Zona Malang – Viralnya pemberitaan mengenai air sungai yang tiba-tiba berubah warna menjadi merah membuat Pemerintah Kabupaten Malang melalui Dinas Lingkungan Hidup (DLH) bertindak cepat. Bersama perangkat Desa Kidal, DLH melakukan pengecekan terhadap mata air yang membuat heboh warga.
Pengecekan ini dilakukan dengan menelusuri aliran Sungai Kedungdaringan dari punden Desa Kidal. Pada Senin, 8 Juli 2024, empat pegawai DLH Kabupaten Malang didampingi oleh perangkat desa dan warga sekitar mengecek lokasi sumber mata air yang sempat mengeluarkan air berwarna merah. Mereka menelusuri beberapa titik di sungai tersebut hingga mencapai sumbernya.
Selain memeriksa sumber mata air, petugas DLH juga melakukan pengecekan terhadap sampah-sampah di sekitar lokasi sungai. Satu per satu, mereka memeriksa sampah yang ada di sekitar cekungan yang merupakan sumber mata air tersebut. Pemeriksaan fisik juga dilakukan dengan melihat kondisi biota sungai, seperti ikan-ikan yang masih hidup dan bebatuan di sekitar sungai untuk memastikan tidak ada bau tak sedap yang keluar dari sungai.
Hasil dari penelusuran kali ini tidak menunjukkan adanya sesuatu yang mencurigakan. Bahkan, tim DLH tidak membawa sampel air atau melakukan pemeriksaan lebih lanjut setelah sekitar 20 menit berada di lokasi sungai.
Penelusuran ini dilakukan setelah warga dari tiga desa di Kecamatan Pakis dan Tumpang dihebohkan oleh air sungai yang berubah warna menjadi merah. Selain itu, ada juga informasi yang beredar di media sosial bahwa cairan pewarna tekstil berwarna merah, yang dibungkus kain, dibuang ke sungai.
Badri, perangkat Desa Kidal, mengatakan bahwa pengecekan ini dilakukan untuk memastikan kondisi sungai kecil yang mengalir hingga ke desa sebelah tidak tercemar. Hasil penelusuran menunjukkan tidak adanya indikasi pencemaran lingkungan.

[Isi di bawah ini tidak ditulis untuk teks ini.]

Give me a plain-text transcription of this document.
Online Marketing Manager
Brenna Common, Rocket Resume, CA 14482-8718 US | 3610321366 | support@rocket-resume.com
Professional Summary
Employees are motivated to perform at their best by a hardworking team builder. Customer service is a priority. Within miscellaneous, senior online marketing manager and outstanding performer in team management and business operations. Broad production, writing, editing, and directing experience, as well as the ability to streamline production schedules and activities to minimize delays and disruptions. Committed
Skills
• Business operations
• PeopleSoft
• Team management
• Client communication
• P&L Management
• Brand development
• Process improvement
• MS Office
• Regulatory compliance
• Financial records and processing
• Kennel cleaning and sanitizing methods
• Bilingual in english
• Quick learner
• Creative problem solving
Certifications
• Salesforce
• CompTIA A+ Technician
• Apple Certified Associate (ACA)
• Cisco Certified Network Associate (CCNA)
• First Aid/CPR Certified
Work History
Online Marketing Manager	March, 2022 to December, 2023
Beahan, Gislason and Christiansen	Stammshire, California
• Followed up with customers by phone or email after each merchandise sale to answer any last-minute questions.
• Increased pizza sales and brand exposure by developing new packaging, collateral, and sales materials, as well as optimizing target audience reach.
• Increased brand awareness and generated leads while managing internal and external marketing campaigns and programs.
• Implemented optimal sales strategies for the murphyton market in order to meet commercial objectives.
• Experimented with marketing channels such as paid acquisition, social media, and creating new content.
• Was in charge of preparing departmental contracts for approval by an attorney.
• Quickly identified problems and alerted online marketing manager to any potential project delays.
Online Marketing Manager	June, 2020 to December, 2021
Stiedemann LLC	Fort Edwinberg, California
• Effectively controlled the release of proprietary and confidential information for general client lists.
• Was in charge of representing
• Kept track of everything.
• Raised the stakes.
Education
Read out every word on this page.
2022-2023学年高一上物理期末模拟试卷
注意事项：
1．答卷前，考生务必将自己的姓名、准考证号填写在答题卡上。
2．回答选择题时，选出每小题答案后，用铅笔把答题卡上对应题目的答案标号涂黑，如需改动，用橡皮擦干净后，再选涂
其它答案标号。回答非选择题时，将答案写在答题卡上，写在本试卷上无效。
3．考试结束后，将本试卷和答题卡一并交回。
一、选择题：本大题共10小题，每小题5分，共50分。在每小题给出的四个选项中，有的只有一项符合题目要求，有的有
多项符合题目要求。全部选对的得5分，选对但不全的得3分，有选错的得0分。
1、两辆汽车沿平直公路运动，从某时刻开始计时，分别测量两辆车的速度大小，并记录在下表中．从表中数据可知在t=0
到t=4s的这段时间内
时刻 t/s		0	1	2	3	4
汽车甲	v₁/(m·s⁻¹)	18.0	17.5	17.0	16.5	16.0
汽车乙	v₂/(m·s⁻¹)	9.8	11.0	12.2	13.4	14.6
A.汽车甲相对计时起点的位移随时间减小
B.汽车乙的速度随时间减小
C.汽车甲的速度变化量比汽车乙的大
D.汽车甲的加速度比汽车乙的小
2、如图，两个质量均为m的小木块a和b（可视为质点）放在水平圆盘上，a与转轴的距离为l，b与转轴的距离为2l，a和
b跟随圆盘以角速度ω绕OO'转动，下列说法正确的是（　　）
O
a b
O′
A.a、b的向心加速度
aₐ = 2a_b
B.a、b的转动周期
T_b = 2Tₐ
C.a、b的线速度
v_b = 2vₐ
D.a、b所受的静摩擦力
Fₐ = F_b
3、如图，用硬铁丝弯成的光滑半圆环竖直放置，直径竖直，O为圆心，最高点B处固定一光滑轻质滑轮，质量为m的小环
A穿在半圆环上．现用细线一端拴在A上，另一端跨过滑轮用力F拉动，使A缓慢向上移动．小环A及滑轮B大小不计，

“Kami sudah menelusuri dari punden situ ke sumber mata air ini dan tidak ada bekas di bebatuan. Ikan-ikan pun sampai sekarang tidak ada yang mati,” kata Badri pada Senin (8/7/2024).
Menurut Badri, analisis awal tim DLH menyebutkan bahwa jika ada pencemaran lingkungan, ikan-ikan di sungai tersebut akan mati dan ada bekas warna merah di bebatuan tepi sungai. Untuk memastikan lebih lanjut, tim DLH bersama perangkat desa juga mengecek fisik setiap sampah yang masuk ke area sungai.
“Dari penelusuran itu juga tidak ditemukan bau apapun. Bekas-bekasnya di bebatuan juga tidak ada, yang jelas itu bukan limbah yang dibuang,” jelas Badri.
Namun, saat diminta konfirmasi, pegawai DLH yang melakukan pengecekan tidak berkenan memberikan keterangan perihal pengecekan dan analisisnya.
Sebelumnya, sungai kecil di kawasan Dusun Kidal Krajan RT 27 RW 2 Desa Kidal, Kecamatan Tumpang, Kabupaten Malang, menjadi viral di media sosial setelah berubah warna menjadi merah pada Sabtu, 6 Juli 2024. Perubahan warna air sungai tersebut memicu kekhawatiran di kalangan warga dan menarik perhatian publik serta pihak berwenang untuk melakukan investigasi mendalam.
Hingga saat ini, hasil penelusuran awal menunjukkan bahwa tidak ada tanda-tanda pencemaran atau indikasi adanya bahan berbahaya yang dibuang ke sungai. Namun, pihak berwenang tetap berkomitmen untuk terus memantau dan menyelidiki lebih lanjut guna memastikan keamanan dan kebersihan lingkungan sekitar.